Data from: Do saline taxa evolve faster? comparing relative rates of molecular evolution between freshwater and marine eukaryotes
Cite this dataset
Mitterboeck, T. Fatima et al. (2016). Data from: Do saline taxa evolve faster? comparing relative rates of molecular evolution between freshwater and marine eukaryotes [Dataset]. Dryad. https://doi.org/10.5061/dryad.fq684
The major branches of life diversified in the marine realm, and numerous taxa have since transitioned between marine and freshwaters.

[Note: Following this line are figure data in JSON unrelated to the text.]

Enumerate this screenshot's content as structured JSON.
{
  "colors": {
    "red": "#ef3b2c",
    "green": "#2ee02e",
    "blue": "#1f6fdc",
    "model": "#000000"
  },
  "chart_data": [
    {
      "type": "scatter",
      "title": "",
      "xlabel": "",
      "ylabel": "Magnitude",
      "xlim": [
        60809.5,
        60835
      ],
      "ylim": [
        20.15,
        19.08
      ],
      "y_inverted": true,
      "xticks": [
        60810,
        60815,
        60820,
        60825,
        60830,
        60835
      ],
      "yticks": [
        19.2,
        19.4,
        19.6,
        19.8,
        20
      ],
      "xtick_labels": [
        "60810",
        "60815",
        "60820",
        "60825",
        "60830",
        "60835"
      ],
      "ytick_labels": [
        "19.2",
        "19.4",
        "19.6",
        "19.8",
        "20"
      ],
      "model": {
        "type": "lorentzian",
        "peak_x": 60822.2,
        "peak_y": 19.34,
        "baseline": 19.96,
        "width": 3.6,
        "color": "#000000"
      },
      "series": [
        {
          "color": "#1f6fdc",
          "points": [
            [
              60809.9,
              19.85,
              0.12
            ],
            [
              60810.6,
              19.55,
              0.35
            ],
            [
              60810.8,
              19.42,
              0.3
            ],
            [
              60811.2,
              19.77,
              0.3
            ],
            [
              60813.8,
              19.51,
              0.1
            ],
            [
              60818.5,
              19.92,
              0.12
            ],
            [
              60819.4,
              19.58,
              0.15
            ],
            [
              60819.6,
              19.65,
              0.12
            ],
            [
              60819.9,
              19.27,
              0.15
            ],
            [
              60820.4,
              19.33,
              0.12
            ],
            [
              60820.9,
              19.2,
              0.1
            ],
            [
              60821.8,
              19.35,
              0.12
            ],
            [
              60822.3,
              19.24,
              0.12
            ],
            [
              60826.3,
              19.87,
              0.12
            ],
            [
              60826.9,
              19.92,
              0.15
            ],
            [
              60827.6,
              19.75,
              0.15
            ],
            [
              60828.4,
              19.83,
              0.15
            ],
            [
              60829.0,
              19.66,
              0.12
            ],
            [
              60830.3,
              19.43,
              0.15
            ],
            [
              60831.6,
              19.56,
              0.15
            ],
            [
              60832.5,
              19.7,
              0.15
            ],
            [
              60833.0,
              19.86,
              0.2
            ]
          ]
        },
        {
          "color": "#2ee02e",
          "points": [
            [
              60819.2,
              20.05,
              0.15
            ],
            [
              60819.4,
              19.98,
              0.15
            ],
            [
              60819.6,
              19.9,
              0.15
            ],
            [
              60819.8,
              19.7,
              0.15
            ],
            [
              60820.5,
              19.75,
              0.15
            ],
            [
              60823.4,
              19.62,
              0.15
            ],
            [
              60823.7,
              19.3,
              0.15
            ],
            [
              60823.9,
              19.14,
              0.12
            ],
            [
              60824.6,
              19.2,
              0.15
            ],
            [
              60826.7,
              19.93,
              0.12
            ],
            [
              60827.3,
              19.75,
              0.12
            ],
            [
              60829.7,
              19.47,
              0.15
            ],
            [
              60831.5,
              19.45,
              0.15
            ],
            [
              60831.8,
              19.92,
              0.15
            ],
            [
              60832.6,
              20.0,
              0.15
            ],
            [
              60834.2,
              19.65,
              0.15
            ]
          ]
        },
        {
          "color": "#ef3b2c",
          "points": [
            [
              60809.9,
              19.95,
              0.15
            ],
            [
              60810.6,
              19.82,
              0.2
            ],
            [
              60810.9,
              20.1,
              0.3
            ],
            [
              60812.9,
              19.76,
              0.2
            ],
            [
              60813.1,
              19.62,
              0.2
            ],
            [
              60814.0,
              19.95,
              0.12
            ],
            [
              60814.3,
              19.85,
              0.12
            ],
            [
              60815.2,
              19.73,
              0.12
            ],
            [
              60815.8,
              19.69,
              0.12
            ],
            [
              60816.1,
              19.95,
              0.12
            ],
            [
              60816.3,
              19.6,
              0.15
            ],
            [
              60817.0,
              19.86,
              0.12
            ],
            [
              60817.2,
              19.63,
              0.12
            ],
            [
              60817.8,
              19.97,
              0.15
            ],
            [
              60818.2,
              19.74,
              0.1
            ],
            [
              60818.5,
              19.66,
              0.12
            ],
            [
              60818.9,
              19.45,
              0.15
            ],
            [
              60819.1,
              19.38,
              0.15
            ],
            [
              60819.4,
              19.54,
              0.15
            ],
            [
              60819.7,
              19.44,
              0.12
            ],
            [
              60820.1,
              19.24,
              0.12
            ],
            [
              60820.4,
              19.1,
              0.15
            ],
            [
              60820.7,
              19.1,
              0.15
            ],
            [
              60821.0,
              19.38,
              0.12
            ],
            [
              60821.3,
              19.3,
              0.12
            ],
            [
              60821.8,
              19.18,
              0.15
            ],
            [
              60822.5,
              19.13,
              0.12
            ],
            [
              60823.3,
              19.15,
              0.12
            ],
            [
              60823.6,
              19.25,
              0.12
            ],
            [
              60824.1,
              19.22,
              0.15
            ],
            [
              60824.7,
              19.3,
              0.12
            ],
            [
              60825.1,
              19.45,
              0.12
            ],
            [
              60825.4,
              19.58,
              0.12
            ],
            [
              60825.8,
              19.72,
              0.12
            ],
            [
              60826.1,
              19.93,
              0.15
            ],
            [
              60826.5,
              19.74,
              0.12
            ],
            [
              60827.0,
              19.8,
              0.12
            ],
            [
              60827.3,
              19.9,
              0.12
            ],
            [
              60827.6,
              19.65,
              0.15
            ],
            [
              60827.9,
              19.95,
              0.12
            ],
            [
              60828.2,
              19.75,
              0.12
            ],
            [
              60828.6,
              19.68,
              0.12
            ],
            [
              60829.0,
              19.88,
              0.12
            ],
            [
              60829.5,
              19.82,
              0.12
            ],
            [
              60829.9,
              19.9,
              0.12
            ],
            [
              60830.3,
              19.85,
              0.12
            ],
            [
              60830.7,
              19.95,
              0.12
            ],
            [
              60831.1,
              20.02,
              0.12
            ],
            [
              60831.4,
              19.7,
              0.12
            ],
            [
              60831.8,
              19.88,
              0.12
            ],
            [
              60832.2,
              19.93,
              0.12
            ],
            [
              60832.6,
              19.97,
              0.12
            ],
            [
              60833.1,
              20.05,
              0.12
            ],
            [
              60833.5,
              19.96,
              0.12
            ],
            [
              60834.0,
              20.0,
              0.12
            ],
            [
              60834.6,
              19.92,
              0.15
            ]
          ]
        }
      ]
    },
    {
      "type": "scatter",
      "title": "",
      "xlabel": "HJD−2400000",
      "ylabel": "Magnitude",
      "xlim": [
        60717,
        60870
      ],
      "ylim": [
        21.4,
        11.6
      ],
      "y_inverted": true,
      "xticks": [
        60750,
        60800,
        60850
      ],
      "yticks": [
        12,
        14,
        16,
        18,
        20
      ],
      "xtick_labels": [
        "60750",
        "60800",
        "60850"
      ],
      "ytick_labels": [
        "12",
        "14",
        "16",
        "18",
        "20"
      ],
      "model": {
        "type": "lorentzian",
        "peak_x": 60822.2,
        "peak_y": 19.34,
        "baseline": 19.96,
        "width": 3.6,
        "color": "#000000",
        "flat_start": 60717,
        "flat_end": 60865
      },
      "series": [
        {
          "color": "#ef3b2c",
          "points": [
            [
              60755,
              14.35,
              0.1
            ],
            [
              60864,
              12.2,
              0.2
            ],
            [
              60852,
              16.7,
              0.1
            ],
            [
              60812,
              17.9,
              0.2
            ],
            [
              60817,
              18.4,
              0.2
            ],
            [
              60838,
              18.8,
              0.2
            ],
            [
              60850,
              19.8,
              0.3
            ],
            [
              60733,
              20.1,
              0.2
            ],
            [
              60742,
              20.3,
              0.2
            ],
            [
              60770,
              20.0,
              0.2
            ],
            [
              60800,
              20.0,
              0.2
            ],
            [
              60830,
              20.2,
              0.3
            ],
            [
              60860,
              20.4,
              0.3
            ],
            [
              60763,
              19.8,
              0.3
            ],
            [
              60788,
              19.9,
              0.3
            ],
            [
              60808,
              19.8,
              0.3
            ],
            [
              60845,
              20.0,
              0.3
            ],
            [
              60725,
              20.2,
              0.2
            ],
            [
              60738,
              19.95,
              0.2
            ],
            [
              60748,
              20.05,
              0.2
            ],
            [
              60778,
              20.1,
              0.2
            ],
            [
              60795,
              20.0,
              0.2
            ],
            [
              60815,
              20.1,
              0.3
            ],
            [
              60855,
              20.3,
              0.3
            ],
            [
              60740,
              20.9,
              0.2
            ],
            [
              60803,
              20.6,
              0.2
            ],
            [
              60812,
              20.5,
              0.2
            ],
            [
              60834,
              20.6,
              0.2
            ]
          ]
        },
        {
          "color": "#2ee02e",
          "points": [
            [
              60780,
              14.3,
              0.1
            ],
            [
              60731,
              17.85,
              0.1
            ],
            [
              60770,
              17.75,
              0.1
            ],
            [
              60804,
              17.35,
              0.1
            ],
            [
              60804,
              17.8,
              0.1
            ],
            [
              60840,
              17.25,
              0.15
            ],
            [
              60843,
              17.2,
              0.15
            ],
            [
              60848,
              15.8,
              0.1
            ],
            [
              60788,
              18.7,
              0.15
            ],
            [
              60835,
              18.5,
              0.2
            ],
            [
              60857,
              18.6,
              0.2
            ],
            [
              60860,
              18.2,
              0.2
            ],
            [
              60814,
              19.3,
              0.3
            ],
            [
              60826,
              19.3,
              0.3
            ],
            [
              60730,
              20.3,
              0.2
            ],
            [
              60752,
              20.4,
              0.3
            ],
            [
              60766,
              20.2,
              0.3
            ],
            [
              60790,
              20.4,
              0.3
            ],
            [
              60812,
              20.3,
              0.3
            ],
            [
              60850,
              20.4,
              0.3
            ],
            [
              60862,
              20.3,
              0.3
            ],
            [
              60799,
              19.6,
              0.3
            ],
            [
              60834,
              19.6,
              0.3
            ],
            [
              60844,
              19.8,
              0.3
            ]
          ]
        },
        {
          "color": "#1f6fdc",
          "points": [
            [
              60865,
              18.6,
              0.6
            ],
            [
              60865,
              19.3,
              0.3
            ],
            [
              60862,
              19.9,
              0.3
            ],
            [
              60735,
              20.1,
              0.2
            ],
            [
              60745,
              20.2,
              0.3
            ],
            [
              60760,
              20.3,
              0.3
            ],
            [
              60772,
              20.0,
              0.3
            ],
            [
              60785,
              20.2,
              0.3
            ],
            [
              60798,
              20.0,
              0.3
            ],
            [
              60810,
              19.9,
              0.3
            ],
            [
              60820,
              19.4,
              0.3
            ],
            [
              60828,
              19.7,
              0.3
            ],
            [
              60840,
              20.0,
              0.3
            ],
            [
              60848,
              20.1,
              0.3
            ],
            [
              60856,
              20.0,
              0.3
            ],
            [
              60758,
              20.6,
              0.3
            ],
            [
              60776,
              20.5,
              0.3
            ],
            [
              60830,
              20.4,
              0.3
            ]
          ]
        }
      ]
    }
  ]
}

Previous studies have demonstrated higher rates of molecular evolution in crustaceans inhabiting continental saline habitats as compared with freshwaters, but it is unclear whether this trend is pervasive or whether it applies to the marine environment. We employ the phylogenetic comparative method to investigate relative molecular evolutionary rates between 148 pairs of marine or continental saline vs. freshwater lineages representing disparate eukaryote groups, including bony fish, elasmobranchs, cetaceans, crustaceans, mollusks, annelids, algae, and other eukaryotes, using available protein-coding and non-coding genes. Overall, we observed no consistent pattern in nucleotide substitution rates linked to habitat across all genes and taxa. However, we observed some trends of higher evolutionary rates within protein-coding genes in freshwater taxa—the comparisons mainly involving bony fish—compared with their marine relatives. The results suggest no systematic differences in substitution rate between marine and freshwater organisms.